Durante il laboratorio abbiamo preparato insieme biscotti fragranti e gustosi, ma in realtà abbiamo fatto molto di più.

Abbiamo imparato.

Abbiamo fatto domande.

Abbiamo giocato.

E soprattutto abbiamo scoperto che il cibo può essere un momento di conoscenza, di condivisione e di divertimento.

Il momento più bello?
Senza dubbio quello dell’assaggio.

Quando i bambini hanno finalmente provato il biscotto che avevano preparato con le loro mani, sui loro volti è comparsa quella soddisfazione autentica che solo chi crea qualcosa può provare.

E in quel momento hanno capito una cosa importante: cucinare significa prendersi cura di sé e degli altri.

Capire il cibo senza demonizzarlo

Durante la lezione abbiamo parlato anche di un tema che spesso crea confusione: lo zucchero.

Attraverso quiz, giochi e piccole sfide, i bambini hanno scoperto:

– Cos’è lo zucchero

– Dove si trova negli alimenti

– Perché non è un nemico da eliminare, ma un ingrediente da conoscere

 

Il messaggio che la Medicina Culinaria vuole trasmettere è semplice ma fondamentale: il cibo non va demonizzato, va capito.

Quando impariamo a conoscere gli ingredienti, a usarli con equilibrio e a inserirli in un’alimentazione consapevole, il rapporto con il cibo diventa più sereno e naturale.

E se questo messaggio arriva ai bambini attraverso il gioco, allora può diventare una consapevolezza che li accompagnerà per tutta la vita.

Un grande grazie va alle famiglie che scelgono di accompagnare i propri figli anche in questo tipo di esperienze.
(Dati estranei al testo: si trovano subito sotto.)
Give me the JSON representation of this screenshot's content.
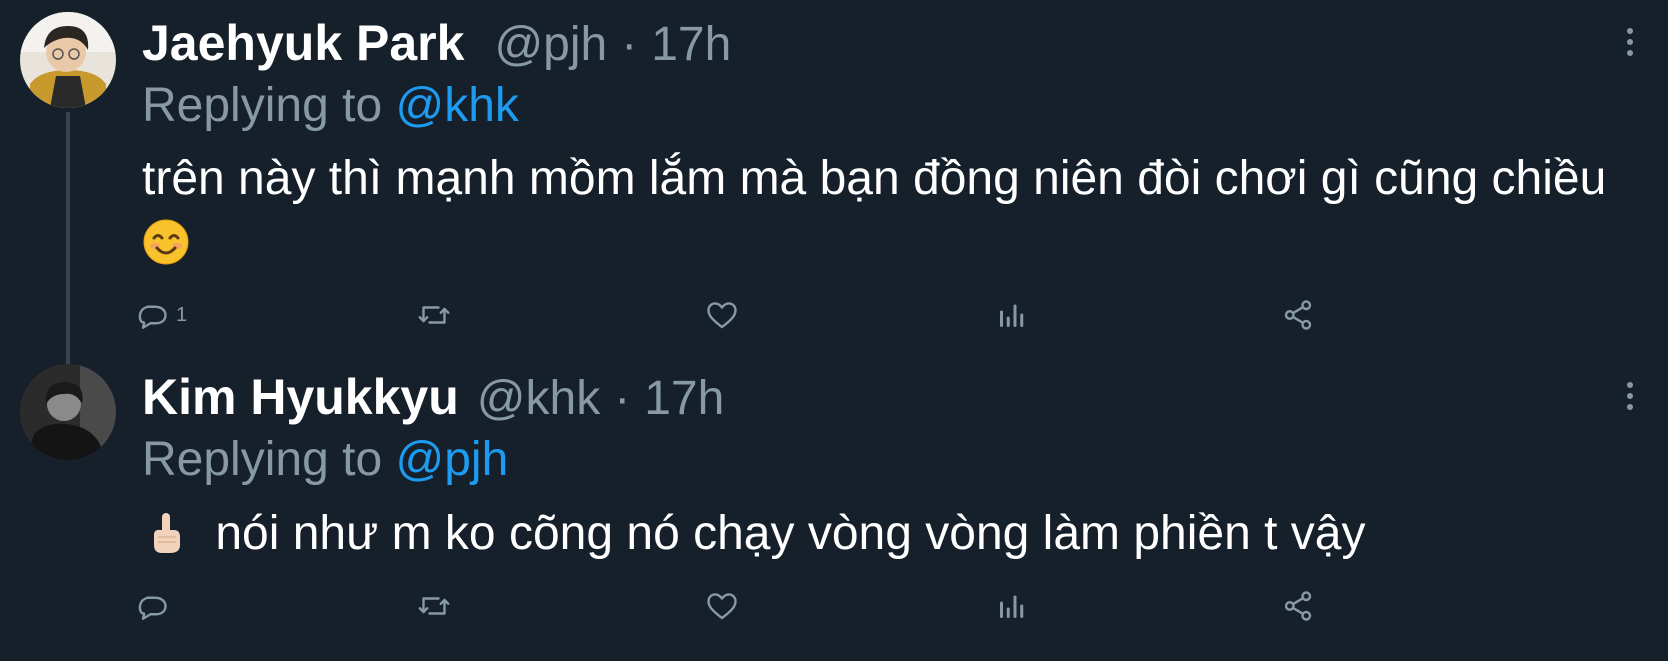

Educare al cibo significa molto più che insegnare una ricetta: significa trasmettere attenzione, rispetto e consapevolezza.
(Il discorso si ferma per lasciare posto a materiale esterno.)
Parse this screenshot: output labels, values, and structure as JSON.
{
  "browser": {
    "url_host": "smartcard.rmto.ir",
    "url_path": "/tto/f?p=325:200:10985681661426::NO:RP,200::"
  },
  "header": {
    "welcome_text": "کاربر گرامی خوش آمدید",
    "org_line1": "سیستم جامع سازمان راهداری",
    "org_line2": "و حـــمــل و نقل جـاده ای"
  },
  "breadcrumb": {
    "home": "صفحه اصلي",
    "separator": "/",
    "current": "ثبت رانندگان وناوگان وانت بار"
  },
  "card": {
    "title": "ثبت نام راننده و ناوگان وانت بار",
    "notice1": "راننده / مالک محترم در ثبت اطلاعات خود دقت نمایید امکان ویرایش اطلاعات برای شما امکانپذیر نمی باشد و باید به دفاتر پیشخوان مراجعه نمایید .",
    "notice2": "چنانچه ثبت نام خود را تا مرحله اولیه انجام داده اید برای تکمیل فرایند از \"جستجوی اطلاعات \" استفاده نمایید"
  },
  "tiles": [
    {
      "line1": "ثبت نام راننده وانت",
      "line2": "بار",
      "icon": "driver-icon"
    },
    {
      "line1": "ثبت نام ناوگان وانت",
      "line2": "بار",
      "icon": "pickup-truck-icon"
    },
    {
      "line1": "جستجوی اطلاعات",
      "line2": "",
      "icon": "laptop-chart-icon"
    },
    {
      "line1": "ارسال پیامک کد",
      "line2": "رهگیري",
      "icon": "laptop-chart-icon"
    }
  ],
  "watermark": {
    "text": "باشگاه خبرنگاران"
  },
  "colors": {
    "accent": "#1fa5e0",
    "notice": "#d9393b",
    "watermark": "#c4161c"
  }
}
La cucina è uno dei primi luoghi dove i bambini imparano a condividere, a collaborare e a prendersi cura degli altri.

Ed è proprio da qui che può nascere una nuova cultura del cibo.
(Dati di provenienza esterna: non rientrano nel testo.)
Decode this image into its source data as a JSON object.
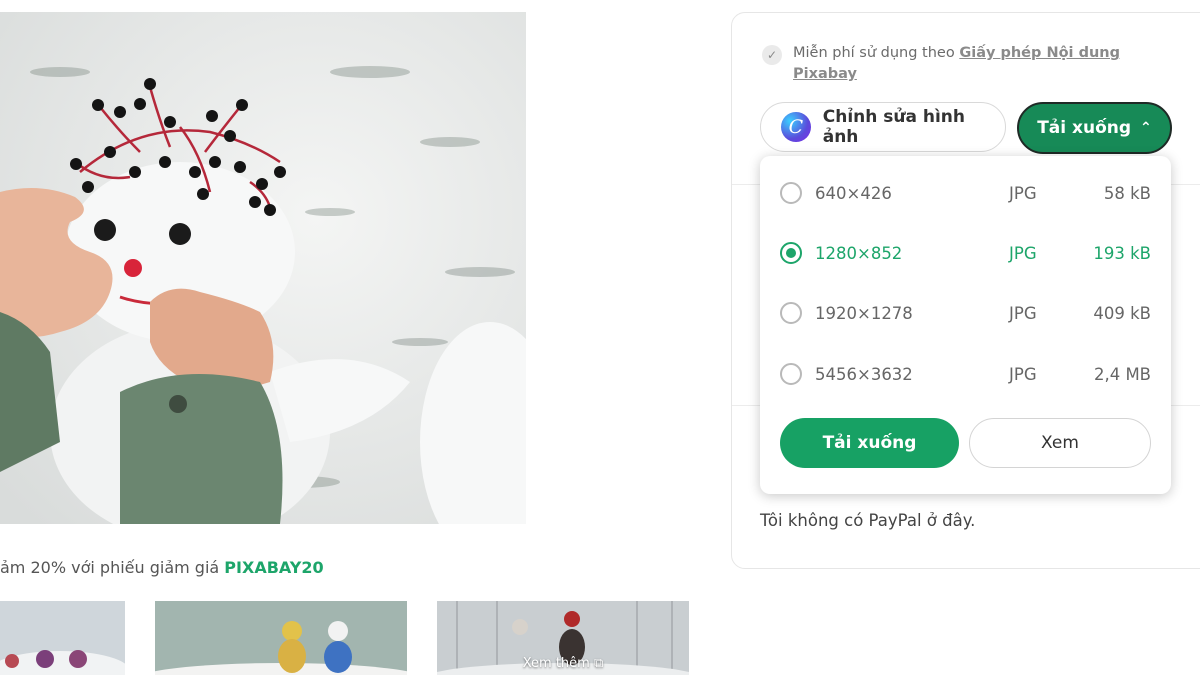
{
  "promo": {
    "prefix": "ảm 20% với phiếu giảm giá ",
    "code": "PIXABAY20"
  },
  "thumbnails": {
    "more_label": "Xem thêm"
  },
  "license": {
    "text": "Miễn phí sử dụng theo ",
    "link": "Giấy phép Nội dung Pixabay"
  },
  "actions": {
    "edit_label": "Chỉnh sửa hình ảnh",
    "canva_letter": "C",
    "download_toggle_label": "Tải xuống"
  },
  "download_options": [
    {
      "resolution": "640×426",
      "format": "JPG",
      "size": "58 kB",
      "selected": false
    },
    {
      "resolution": "1280×852",
      "format": "JPG",
      "size": "193 kB",
      "selected": true
    },
    {
      "resolution": "1920×1278",
      "format": "JPG",
      "size": "409 kB",
      "selected": false
    },
    {
      "resolution": "5456×3632",
      "format": "JPG",
      "size": "2,4 MB",
      "selected": false
    }
  ],
  "dropdown_actions": {
    "download_label": "Tải xuống",
    "view_label": "Xem"
  },
  "paypal_note": "Tôi không có PayPal ở đây.",
  "colors": {
    "accent_green": "#1da56a",
    "toggle_green": "#178a57"
  },
  "icons": {
    "check": "check-icon",
    "canva": "canva-icon",
    "chevron": "chevron-up-icon",
    "external": "external-link-icon"
  }
}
Questa esperienza è stata resa possibile grazie alla collaborazione con UniJunior e Alma Mater Studiorum – Università di Bologna, che promuovono attività educative dedicate ai più piccoli.

Un ringraziamento speciale va anche al Prof. Gianandrea Pasquinelli, direttore del Dipartimento di Medicina, che è stato portavoce della sua università e punto di riferimento di questa iniziativa.

E naturalmente agli chef del Longevity Restaurant Libra che hanno affiancato la lezione rendendo possibile questa giornata di cucina e scoperta.

Libra: un ristorante che è anche un luogo di cultura

Il Longevity Restaurant Libra nasce con una visione precisa: dimostrare che la cucina italiana può essere allo stesso tempo bella, buona e progettata per il benessere.

Per questo Libra non è solo un ristorante.

È anche uno spazio dove si incontrano scienza, cucina e educazione.

Un luogo dove si può mangiare bene, ma anche imparare.
Dove il piacere della tavola incontra la conoscenza.
Dove ogni esperienza diventa un’occasione per crescere.

E quando a vivere tutto questo sono dei bambini, tra biscotti appena sfornati e nuove scoperte, ci ricordiamo di una cosa semplice ma importantissima:

la cultura del cibo nasce proprio così — cucinando insieme — con una marcia in piu’, grazie alla medicina culinaria.